Polizei und Castorgegner führten den weitgehend friedlichen Verlauf zurück auf ein sogenanntes Kooperationsgespräch unter Vermittlung von Kirchenvertretern. Nach Angaben von Wolfgang Ehmke, Sprecher der Bürgerinitiative (BI) Lüchow-Dannenberg, sollte mit einem solchen Runden Tisch ein "exzessiver Einsatz von Polizeigewalt" vermieden werden.
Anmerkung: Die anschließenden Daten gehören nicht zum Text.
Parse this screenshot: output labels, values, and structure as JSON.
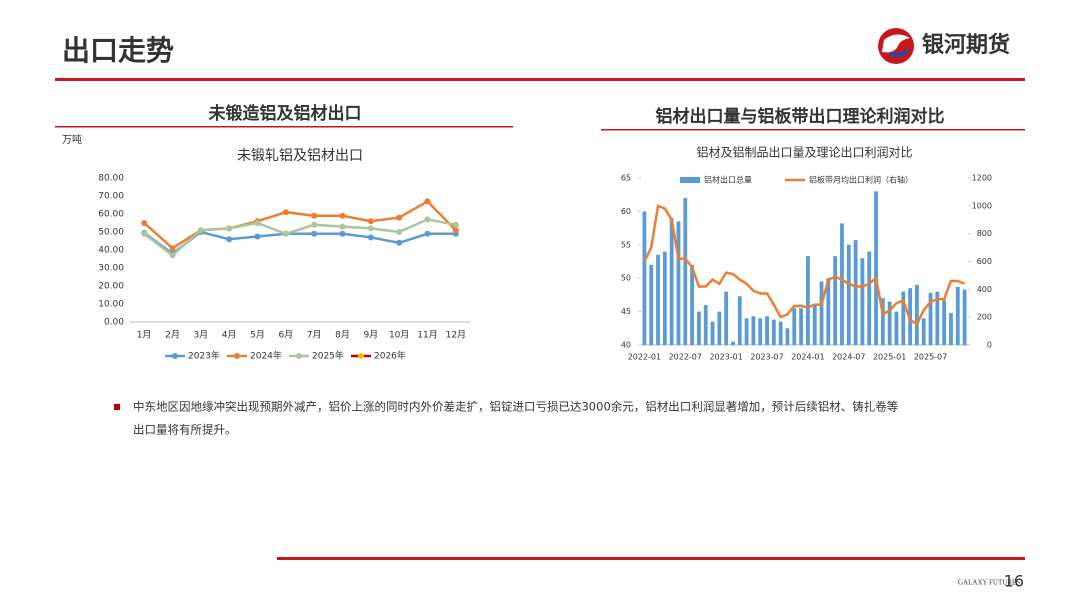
{
  "header": {
    "title": "出口走势",
    "logo": "银河期货"
  },
  "sections": [
    "未锻造铝及铝材出口",
    "铝材出口量与铝板带出口理论利润对比"
  ],
  "unit": "万吨",
  "bullet": [
    "中东地区因地缘冲突出现预期外减产，铝价上涨的同时内外价差走扩，铝锭进口亏损已达3000余元，铝材出口利润显著增加，预计后续铝材、铸扎卷等",
    "出口量将有所提升。"
  ],
  "footer": {
    "brand": "GALAXY FUTURES",
    "page": "16"
  },
  "chart_data": [
    {
      "type": "line",
      "title": "未锻轧铝及铝材出口",
      "categories": [
        "1月",
        "2月",
        "3月",
        "4月",
        "5月",
        "6月",
        "7月",
        "8月",
        "9月",
        "10月",
        "11月",
        "12月"
      ],
      "ylim": [
        0,
        80
      ],
      "yticks": [
        {
          "value": 0,
          "label": "0.00"
        },
        {
          "value": 10,
          "label": "10.00"
        },
        {
          "value": 20,
          "label": "20.00"
        },
        {
          "value": 30,
          "label": "30.00"
        },
        {
          "value": 40,
          "label": "40.00"
        },
        {
          "value": 50,
          "label": "50.00"
        },
        {
          "value": 60,
          "label": "60.00"
        },
        {
          "value": 70,
          "label": "70.00"
        },
        {
          "value": 80,
          "label": "80.00"
        }
      ],
      "series": [
        {
          "name": "2023年",
          "color": "#5b9bd5",
          "values": [
            49.5,
            38,
            50,
            46,
            47.5,
            49,
            49,
            49,
            47,
            44,
            49,
            49
          ]
        },
        {
          "name": "2024年",
          "color": "#ed7d31",
          "values": [
            55,
            41,
            51,
            52,
            56,
            61,
            59,
            59,
            56,
            58,
            67,
            51
          ]
        },
        {
          "name": "2025年",
          "color": "#a9c79a",
          "values": [
            49,
            37,
            51,
            52,
            55,
            49,
            54,
            53,
            52,
            50,
            57,
            54
          ]
        },
        {
          "name": "2026年",
          "color": "#c00000",
          "values": [
            null,
            null,
            null,
            null,
            null,
            null,
            null,
            null,
            null,
            null,
            null,
            null
          ]
        }
      ]
    },
    {
      "type": "combo",
      "title": "铝材及铝制品出口量及理论出口利润对比",
      "categories": [
        "2022-01",
        null,
        null,
        null,
        null,
        null,
        "2022-07",
        null,
        null,
        null,
        null,
        null,
        "2023-01",
        null,
        null,
        null,
        null,
        null,
        "2023-07",
        null,
        null,
        null,
        null,
        null,
        "2024-01",
        null,
        null,
        null,
        null,
        null,
        "2024-07",
        null,
        null,
        null,
        null,
        null,
        "2025-01",
        null,
        null,
        null,
        null,
        null,
        "2025-07",
        null,
        null,
        null,
        null,
        null
      ],
      "ylim": [
        40,
        65
      ],
      "yticks": [
        40,
        45,
        50,
        55,
        60,
        65
      ],
      "y2lim": [
        0,
        1200
      ],
      "y2ticks": [
        0,
        200,
        400,
        600,
        800,
        1000,
        1200
      ],
      "series": [
        {
          "name": "铝材出口总量",
          "type": "bar",
          "color": "#5b9bd5",
          "values": [
            60,
            52,
            53.5,
            54,
            59,
            58.5,
            62,
            52,
            45,
            46,
            43.5,
            45,
            48,
            40.5,
            47.3,
            44,
            44.3,
            44,
            44.3,
            43.8,
            43.5,
            42.5,
            45.5,
            45.5,
            53.3,
            46,
            49.5,
            50,
            53.3,
            58.2,
            55,
            55.7,
            53,
            54,
            63,
            47,
            46.5,
            45,
            48,
            48.5,
            49,
            44,
            47.8,
            48,
            46.7,
            44.8,
            48.7,
            48.3
          ]
        },
        {
          "name": "铝板带月均出口利润（右轴）",
          "type": "line",
          "axis": "y2",
          "color": "#ed7d31",
          "values": [
            600,
            700,
            1000,
            980,
            900,
            620,
            620,
            560,
            420,
            420,
            470,
            440,
            520,
            510,
            470,
            440,
            390,
            370,
            370,
            290,
            200,
            220,
            280,
            280,
            270,
            290,
            290,
            470,
            490,
            470,
            440,
            420,
            420,
            440,
            480,
            220,
            250,
            300,
            320,
            180,
            150,
            250,
            310,
            330,
            330,
            460,
            460,
            440
          ]
        }
      ]
    }
  ]
}
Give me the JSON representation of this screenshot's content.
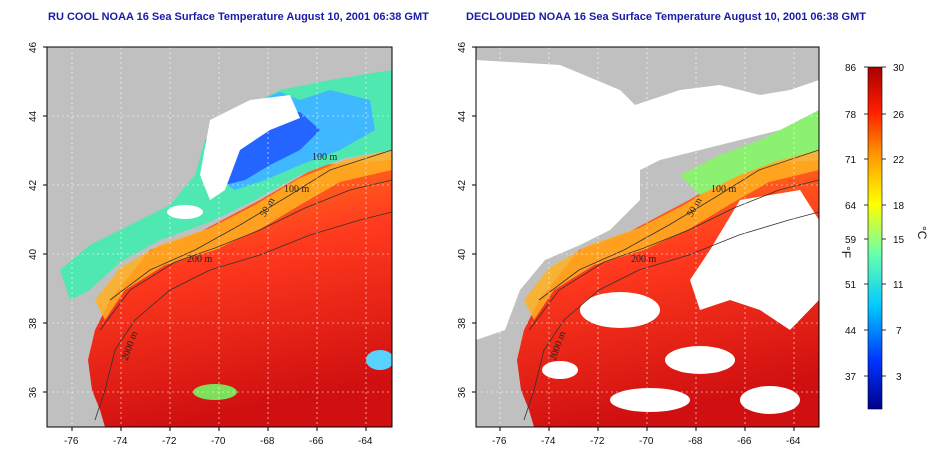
{
  "titles": {
    "left": "RU COOL NOAA 16 Sea Surface Temperature August 10, 2001 06:38 GMT",
    "right": "DECLOUDED NOAA 16 Sea Surface Temperature August 10, 2001 06:38 GMT"
  },
  "map": {
    "lon_range": [
      -77,
      -63
    ],
    "lat_range": [
      35,
      46
    ],
    "lon_ticks": [
      -76,
      -74,
      -72,
      -70,
      -68,
      -66,
      -64
    ],
    "lat_ticks": [
      36,
      38,
      40,
      42,
      44,
      46
    ],
    "lon_labels": [
      "-76",
      "-74",
      "-72",
      "-70",
      "-68",
      "-66",
      "-64"
    ],
    "lat_labels": [
      "36",
      "38",
      "40",
      "42",
      "44",
      "46"
    ],
    "contour_labels": [
      "100 m",
      "100 m",
      "50 m",
      "200 m",
      "2000 m"
    ],
    "colors": {
      "land": "#c0c0c0",
      "cloud": "#ffffff",
      "grid": "#ffffff"
    }
  },
  "colorbar": {
    "celsius_ticks": [
      "30",
      "26",
      "22",
      "18",
      "15",
      "11",
      "7",
      "3"
    ],
    "fahrenheit_ticks": [
      "86",
      "78",
      "71",
      "64",
      "59",
      "51",
      "44",
      "37"
    ],
    "celsius_unit": "°C",
    "fahrenheit_unit": "°F",
    "range_c": [
      0,
      30
    ],
    "range_f": [
      32,
      86
    ],
    "stops": [
      "#00008b",
      "#0033ff",
      "#00c8ff",
      "#66ffb0",
      "#ffff00",
      "#ff9a00",
      "#ff1e00",
      "#a80000"
    ]
  }
}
Lehren aus Eskalation vom Sonntag gezogen

Im Verlauf des Sonntags war es vor der schwierigsten Etappe des Castor-Transports ins niedersächsische Atommülllager Gorleben zu massiven Ausschreitungen gekommen. Die Polizei ging teils mit berittenen Beamten sowie Schlagstöcken, Wasserwerfern und Reizgas gegen zeitweise mehrere tausend Demonstranten vor, die immer wieder versuchten, die Bahnstrecke von Lüneburg zum Verladebahnhof in Dannenberg zu besetzen und den Schotter aus dem Gleisbett zu räumen. Einige Demonstranten warfen Feuerwerkskörper, Stöcke und Erdklumpen auf die Polizei und setzten einen Polizei-Räumpanzer in Brand.



Unterdessen forderte Sprecher der Anti-Atom-Organisation "ausgestrahlt", Jochen Stay, Bundesumweltminister Norbert Röttgen (CDU) auf, noch am Montag ins Wendland zu kommen und gemeinsam nach einem Auswege aus der "buchstäblich festgefahrenen Situation" zu suchen. "Der Castor-Transport steckt fest, weil Tausende von Bürgerinnen und Bürgern bei Minusgraden mit gewaltfreien Sitzblockaden die Strecke besetzt halten", betonte Stay. Die Situation lasse sich mit polizeilichen Mitteln nicht mehr lösen.



Der Castor-Transport war am Freitag im französischen La Hague mit 123 Tonnen hochradioaktivem Atommüll gestartet und sollte am Montag im Atom-Zwischenlager Gorleben ankommen. Am Sonntagnachmittag hatte sich der Zug gegen 18 Uhr auf die letzten 50 Kilometer Bahnstrecke gemacht. Zwei Stunden später musste er bei Dahlenburg wegen der Sitzblockade auf dem Weg zum Zielort Dannenberg einen Stopp einlegen.



In Dannenberg sollen die elf Castor-Behälter auf Straßentieflader umgeladen werden, auf denen sie die letzten 20 Kilometer bis ins Atom-Zwischenlager Gorleben zurücklegen. In den vergangenen Jahren war es auf dieser Strecke immer wieder zu Protesten und heftigen Auseinandersetzungen gekommen.